Add more nodes and expand search
Let’s add a couple of more nodes:
CREATE (n:Node {vector: [1, 2]});
CREATE (n:Node {vector: [1, 1]});
CREATE (n:Node {vector: [0, 1]});
CREATE (n:Node {vector: [0, 0]});Let’s see the status of the index now:
CALL vector_search.show_index_info() YIELD * RETURN *;The size is now 5, due to 4 additional nodes:
+----------+-----------+-------------+--------+----------+------+-------------+-------------------------+
| capacity | dimension | index_name | label | property | size | scalar_kind | index_type |
+----------+-----------+-------------+--------+----------+------+-------------+-------------------------+
| 2048 | 2 | "index_name"| "Node" | "vector" | 5 | "f16" | "label+property_vector" |
+----------+-----------+-------------+--------+----------+------+-------------+-------------------------+Let’s again search for the top five similar nodes to the vector [2.0, 2.0] (to compare it to all nodes we have):
CALL vector_search.search("index_name", 5, [2.0, 2.0]) YIELD * RETURN *;Notice how we changed the limit to get the top five nearest neighbors.

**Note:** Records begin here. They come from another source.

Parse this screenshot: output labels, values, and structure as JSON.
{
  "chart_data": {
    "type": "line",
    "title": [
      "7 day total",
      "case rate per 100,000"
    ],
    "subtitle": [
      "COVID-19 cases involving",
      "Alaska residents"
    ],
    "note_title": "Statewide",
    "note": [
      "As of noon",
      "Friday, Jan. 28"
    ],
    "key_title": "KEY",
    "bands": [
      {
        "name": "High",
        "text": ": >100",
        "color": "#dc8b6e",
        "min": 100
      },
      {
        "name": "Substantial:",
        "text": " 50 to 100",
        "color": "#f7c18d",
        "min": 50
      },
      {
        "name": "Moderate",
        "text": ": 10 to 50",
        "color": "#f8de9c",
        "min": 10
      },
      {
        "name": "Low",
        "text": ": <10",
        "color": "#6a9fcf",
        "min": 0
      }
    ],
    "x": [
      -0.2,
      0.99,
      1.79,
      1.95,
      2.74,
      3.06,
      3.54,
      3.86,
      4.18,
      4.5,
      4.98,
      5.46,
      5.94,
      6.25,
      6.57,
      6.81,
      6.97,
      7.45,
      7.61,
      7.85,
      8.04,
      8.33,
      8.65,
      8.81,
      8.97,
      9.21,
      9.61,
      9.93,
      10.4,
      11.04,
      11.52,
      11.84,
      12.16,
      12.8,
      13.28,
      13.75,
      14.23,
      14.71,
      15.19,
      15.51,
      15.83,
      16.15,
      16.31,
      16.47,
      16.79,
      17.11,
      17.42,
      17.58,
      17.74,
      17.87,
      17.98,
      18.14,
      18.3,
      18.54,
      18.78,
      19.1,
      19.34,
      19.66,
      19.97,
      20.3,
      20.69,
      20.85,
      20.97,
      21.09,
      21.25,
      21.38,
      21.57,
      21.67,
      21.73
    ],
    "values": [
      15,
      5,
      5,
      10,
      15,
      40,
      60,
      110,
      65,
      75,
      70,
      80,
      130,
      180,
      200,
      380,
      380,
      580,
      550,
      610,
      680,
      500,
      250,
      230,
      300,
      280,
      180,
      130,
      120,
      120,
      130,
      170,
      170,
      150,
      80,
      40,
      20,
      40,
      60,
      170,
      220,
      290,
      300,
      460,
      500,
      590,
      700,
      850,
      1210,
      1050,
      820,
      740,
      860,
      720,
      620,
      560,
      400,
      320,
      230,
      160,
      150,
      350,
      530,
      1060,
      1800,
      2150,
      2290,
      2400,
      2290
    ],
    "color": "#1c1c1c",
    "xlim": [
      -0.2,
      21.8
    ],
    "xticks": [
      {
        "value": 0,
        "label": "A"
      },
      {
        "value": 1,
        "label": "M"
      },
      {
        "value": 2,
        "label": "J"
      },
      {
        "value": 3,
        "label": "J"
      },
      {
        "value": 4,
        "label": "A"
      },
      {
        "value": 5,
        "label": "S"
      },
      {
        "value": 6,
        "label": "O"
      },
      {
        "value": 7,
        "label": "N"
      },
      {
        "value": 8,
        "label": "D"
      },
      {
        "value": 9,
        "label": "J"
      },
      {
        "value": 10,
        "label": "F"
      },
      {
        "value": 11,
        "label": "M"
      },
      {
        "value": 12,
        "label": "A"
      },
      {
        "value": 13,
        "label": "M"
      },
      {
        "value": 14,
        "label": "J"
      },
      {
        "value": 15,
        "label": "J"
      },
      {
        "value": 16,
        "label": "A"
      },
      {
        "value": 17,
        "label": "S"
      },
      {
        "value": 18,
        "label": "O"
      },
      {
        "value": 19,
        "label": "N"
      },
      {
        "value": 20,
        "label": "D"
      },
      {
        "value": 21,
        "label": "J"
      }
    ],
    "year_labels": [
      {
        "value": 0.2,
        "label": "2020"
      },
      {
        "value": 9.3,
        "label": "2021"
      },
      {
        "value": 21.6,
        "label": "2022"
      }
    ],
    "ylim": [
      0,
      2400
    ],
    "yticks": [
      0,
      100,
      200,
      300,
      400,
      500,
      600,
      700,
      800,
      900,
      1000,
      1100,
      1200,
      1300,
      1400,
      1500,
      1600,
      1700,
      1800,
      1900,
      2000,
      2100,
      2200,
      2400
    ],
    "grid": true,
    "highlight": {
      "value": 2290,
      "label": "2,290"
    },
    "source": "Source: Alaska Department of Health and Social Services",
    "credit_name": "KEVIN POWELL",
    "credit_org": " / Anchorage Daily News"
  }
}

Here are the results:
+--------------------------+--------------------------+--------------------------+
| distance | node | similarity |
+--------------------------+--------------------------+--------------------------+
| -1.19209e-07 | (:Node {vector: [1, 1]}) | 1 |
| -1.19209e-07 | (:Node {vector: [2, 2]}) | 1 |
| 0.0513167 | (:Node {vector: [1, 2]}) | 0.948683 |
| 0.292893 | (:Node {vector: [0, 1]}) | 0.707107 |
| 1 | (:Node {vector: [0, 0]}) | 0 |
+--------------------------+--------------------------+--------------------------+Since cosine similarity was used as a metric, we have two nodes with the same similarity to the query vector: [1, 1] and [2, 2].